You did make a mistake. You said the velocity of the particle is given by v*sin(theta), which is the component of the velocity perpendicular to the magnetic field B. This is the component of the velocity responsible for uniform circular motion in a magnetic field. However, you go on to say that v = rw, which is true in general, but for the current problem you must have the perpendicular velocity vsin(theta) = rw; the angular frequency is associated only with the component of velocity perpendicular to B.

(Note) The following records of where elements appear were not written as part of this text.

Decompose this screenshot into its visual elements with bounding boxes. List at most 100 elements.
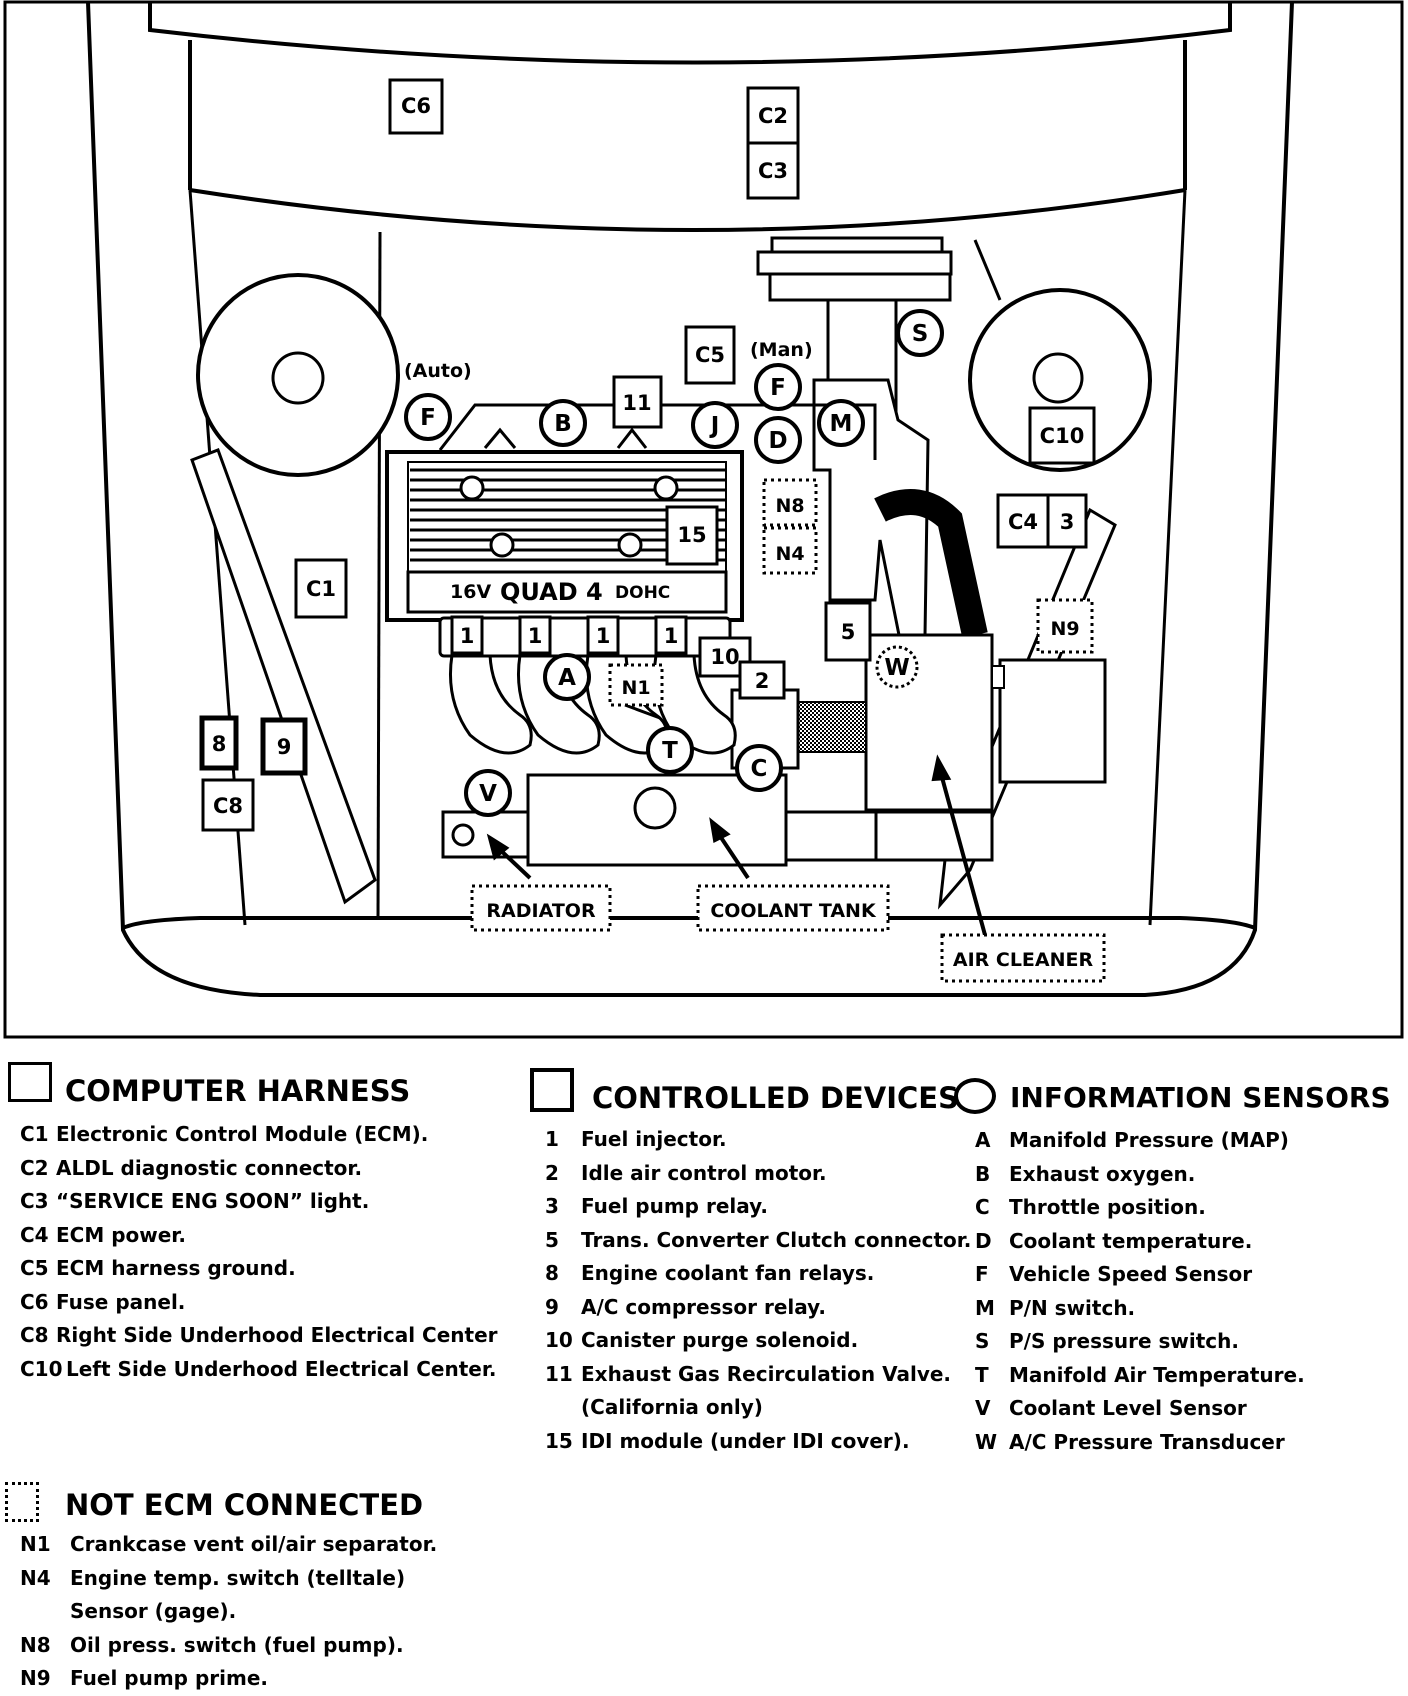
legend-code: N1 xyxy=(20,1532,51,1556)
engine-block-outline xyxy=(438,403,877,460)
computer-harness-title: COMPUTER HARNESS xyxy=(65,1074,411,1108)
legend-desc: “SERVICE ENG SOON” light. xyxy=(56,1189,370,1213)
controlled-devices-symbol xyxy=(530,1068,574,1112)
legend-code: S xyxy=(975,1329,990,1353)
legend-desc: A/C Pressure Transducer xyxy=(1009,1429,1285,1454)
legend-code: 8 xyxy=(545,1261,559,1285)
legend-desc: Crankcase vent oil/air separator. xyxy=(70,1532,438,1556)
legend-item: C4 ECM power. xyxy=(20,1219,490,1253)
box-C1 xyxy=(294,558,348,619)
legend-item: N1 Crankcase vent oil/air separator. xyxy=(20,1528,500,1562)
circle-W xyxy=(875,645,919,689)
circle-C xyxy=(735,744,783,792)
label-injector-1: 1 xyxy=(460,624,475,648)
label-man: (Man) xyxy=(750,339,813,361)
label-C5: C5 xyxy=(695,343,725,367)
legend-desc: Electronic Control Module (ECM). xyxy=(56,1122,429,1146)
cowl-panel xyxy=(148,2,1232,65)
legend-desc: A/C compressor relay. xyxy=(581,1294,826,1319)
legend-code: C10 xyxy=(20,1356,63,1381)
label-C10: C10 xyxy=(1040,424,1085,448)
legend-code: F xyxy=(975,1262,989,1286)
legend-item: C1 Electronic Control Module (ECM). xyxy=(20,1118,490,1152)
air-cleaner-tab xyxy=(991,665,1005,689)
label-air-cleaner: AIR CLEANER xyxy=(953,949,1094,971)
legend-code: C1 xyxy=(20,1122,49,1146)
master-cylinder xyxy=(756,250,953,276)
air-cleaner-housing xyxy=(864,633,994,812)
legend-code: V xyxy=(975,1396,991,1420)
legend-code: 9 xyxy=(545,1294,559,1319)
legend-code: N8 xyxy=(20,1632,51,1657)
legend-item: C3“SERVICE ENG SOON” light. xyxy=(20,1185,490,1219)
connector-boxes-heavy xyxy=(199,715,308,776)
not-ecm-title: NOT ECM CONNECTED xyxy=(65,1488,424,1522)
label-A: A xyxy=(558,665,576,691)
legend-code: 15 xyxy=(545,1428,573,1453)
legend-code: D xyxy=(975,1228,992,1253)
information-sensors-symbol xyxy=(954,1078,996,1114)
diagram-frame xyxy=(3,0,1404,1039)
label-8: 8 xyxy=(212,732,227,756)
right-fender-line xyxy=(1148,189,1187,926)
air-intake-hose xyxy=(874,489,988,638)
injector-boxes xyxy=(450,615,688,655)
controlled-devices-title: CONTROLLED DEVICES xyxy=(592,1081,960,1115)
legend-code: C6 xyxy=(20,1289,49,1314)
dotted-coolant xyxy=(696,884,890,932)
n1-indicator xyxy=(624,703,661,720)
legend-item: (California only) xyxy=(545,1391,965,1425)
front-support-2 xyxy=(874,810,994,862)
box-2 xyxy=(738,660,786,700)
circle-V xyxy=(464,769,512,817)
label-N9: N9 xyxy=(1050,618,1079,640)
legend-code: 11 xyxy=(545,1361,573,1386)
valve-cover-notch-2 xyxy=(616,427,648,449)
legend-code: B xyxy=(975,1161,991,1186)
box-C3 xyxy=(746,141,800,200)
legend-desc: ECM harness ground. xyxy=(56,1256,296,1280)
label-injector-2: 1 xyxy=(528,624,543,648)
label-11: 11 xyxy=(622,391,651,415)
legend-code: 2 xyxy=(545,1160,559,1185)
label-F-man: F xyxy=(770,375,786,401)
legend-code: 10 xyxy=(545,1328,573,1352)
label-15: 15 xyxy=(677,523,706,547)
label-J: J xyxy=(709,413,720,439)
cam-cover-bolts xyxy=(459,475,679,558)
legend-code: C4 xyxy=(20,1222,49,1247)
connector-boxes xyxy=(201,78,1096,832)
legend-desc: P/S pressure switch. xyxy=(1009,1329,1239,1353)
legend-desc: Exhaust oxygen. xyxy=(1009,1161,1196,1186)
legend-desc: Idle air control motor. xyxy=(581,1160,827,1185)
engine-label-main: QUAD 4 xyxy=(500,578,603,606)
label-C2: C2 xyxy=(758,104,788,128)
legend-item: 2 Idle air control motor. xyxy=(545,1157,965,1191)
legend-desc: ECM power. xyxy=(56,1222,186,1247)
dotted-N8 xyxy=(762,478,818,527)
legend-desc: P/N switch. xyxy=(1009,1295,1136,1320)
legend-desc: Coolant Level Sensor xyxy=(1009,1396,1247,1420)
label-D: D xyxy=(768,428,787,454)
box-C5 xyxy=(684,325,736,385)
legend-desc: Fuse panel. xyxy=(56,1289,186,1314)
legend-desc: Throttle position. xyxy=(1009,1195,1206,1219)
circle-S xyxy=(896,309,944,357)
box-C10 xyxy=(1028,406,1096,465)
label-M: M xyxy=(830,411,853,437)
legend-item: V Coolant Level Sensor xyxy=(975,1392,1395,1426)
dotted-N9 xyxy=(1036,598,1094,654)
intake-runners xyxy=(448,653,737,755)
not-ecm-symbol xyxy=(5,1482,39,1522)
circle-M xyxy=(817,399,865,447)
dotted-air-cleaner xyxy=(940,933,1106,983)
front-bumper-line xyxy=(122,916,1256,930)
label-arrows xyxy=(486,754,987,936)
legend-item: S P/S pressure switch. xyxy=(975,1325,1395,1359)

The angular frequency is given by w = |q|B/m. The period T, frequency f, and angular frequency w, are independent of the speed of the particle, and hence, particles with the same charge-to-mass ratio have the same T, f, and w. They vary in their radii. Your book is correct.

 

[kihr]

I have factored in the component of v normal to B, i.e. vsin(theta) in the solution. When I wrote v=rw, I quoted the general formula. You could work it out the way you have suggested, and the answer would still be identical to what I have got. Thanks.

 

[buffordboy23]

Let's work it out and find out.

The centripetal force is equivalent to the magnetic force. So we have

$$F_{cent}=\frac{m\left(vsin\theta\right)^{2}}{r} = \left|q\right|\left(vsin\theta\right)B = F_{B}$$

where $$vsin\theta$$ is the component of velocity perpendicular to B. We can rewrite this as

$$vsin\theta= \frac{\left|q\right|rB}{m}$$

Now, in general $$v = \omega r$$. For this problem, it is only the component of velocity perpendicular to B that contributes to the angular frequency. If there is a component of velocity parallel to B, then the particle will have a helical trajectory. Taking these facts into account,

$$vsin\theta = \omega r$$

(this looks like where you made your mistake) and substitution into the previous equation gives the correct result:

$$\omega = \frac{\left|q\right|B}{m}$$

Hence, the angular frequency is independent of the particle's velocity. The ratio is 1:1 and your text is correct.

 

[kihr]

Many thanks for giving me the clue. I have now understood where I had gone wrong.